These recurring conflicts were intimately associated with the Mesopotamian question. Assyria was gradually expanding westward and shattering the dreams of the Babylonian statesmen and traders who hoped to recover control of the caravan routes and restore the prestige of their nation in the west.
Like his father, Adad-nirari I of Assyria had attacked the Aramaean “Suti” who were settling about Haran. He also acquired a further portion of the ancient kingdom of Mitanni, with the result that he exercised sway over part of northern Mesopotamia. After defeating Na’zi-mar-ut’tash, he fixed the boundaries of the Assyrian and Babylonian spheres of influence much to the advantage of his own country.
At home Adad-nirari conducted a vigorous policy. He developed the resources of the city state of Asshur by constructing a great dam and quay wall, while he contributed to the prosperity of the priesthood and the growth of Assyrian culture by extending the temple of the god Ashur. Ere he died, he assumed the proud title of “Shar Kishshate”, “king of the world”, which was also used by his son Shalmaneser I. His reign extended over a period of thirty years and terminated about 1300 B.C.
Soon after Shalmaneser came to the throne his country suffered greatly from an earthquake, which threw down Ishtar’s temple at Nineveh and Ashur’s temple at Asshur. Fire broke out in the latter building and destroyed it completely.
These disasters did not dismay the young monarch. Indeed, they appear to have stimulated him to set out on a career of conquest, to secure treasure and slaves, so as to carry out the work of reconstructing the temples without delay. He became as great a builder, and as tireless a campaigner as Thothmes III of Egypt, and under his guidance Assyria became the most powerful nation in Western Asia. Ere he died his armies were so greatly dreaded that the Egyptians and Assyrians drew their long struggle for supremacy in Syria to a close, and formed an alliance for mutual protection against their common enemy.

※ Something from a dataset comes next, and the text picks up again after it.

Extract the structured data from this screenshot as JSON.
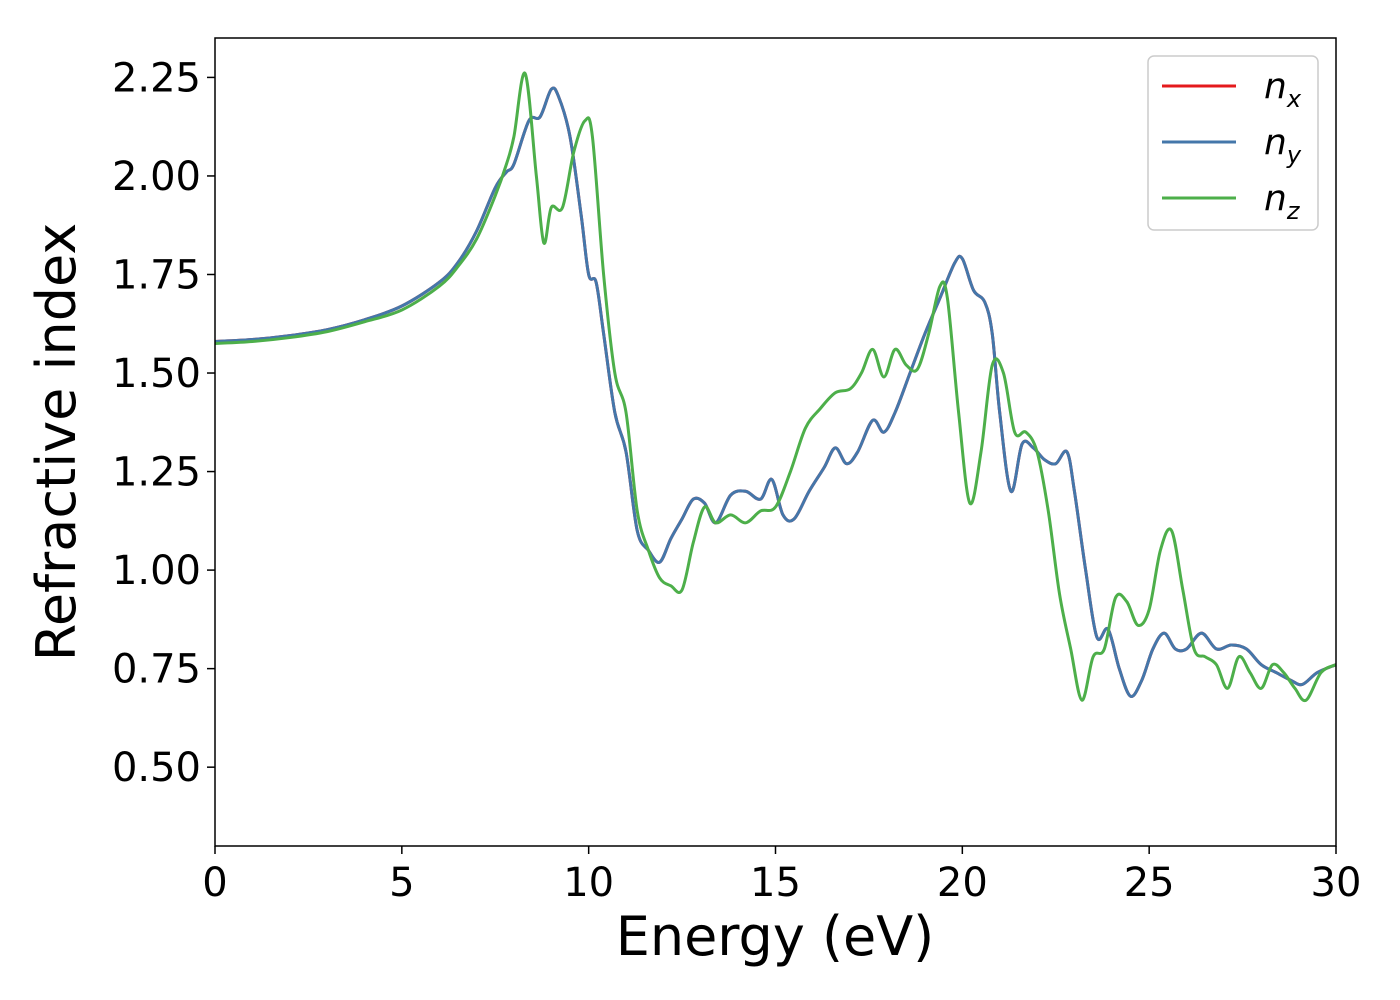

It is necessary at this point to review briefly the history of Palestine and north Syria after the period of Hittite expansion under King Subbi-luliuma and the decline of Egyptian power under Akhenaton. The western part of Mitanni and the most of northern Syria had been colonized by the Hittites.[410] Farther south, their allies, the Amorites, formed a buffer State on the borders of Egypt’s limited sphere of influence in southern Palestine, and of Babylonia’s sphere in southern Mesopotamia. Mitanni was governed by a subject king who was expected to prevent the acquisition by Assyria of territory in the north-west.
Subbi-luliuma was succeeded on the Hittite throne by his son, King Mursil, who was known to the Egyptians as “Meraser”, or “Maurasar”. The greater part of this monarch’s reign appears to have been peaceful and prosperous. His allies protected his frontiers, and he was able to devote himself to the work of consolidating his empire in Asia Minor and North Syria. He erected a great palace at Boghaz Koei, and appears to have had dreams of imitating the splendours of the royal Courts of Egypt, Assyria, and Babylon.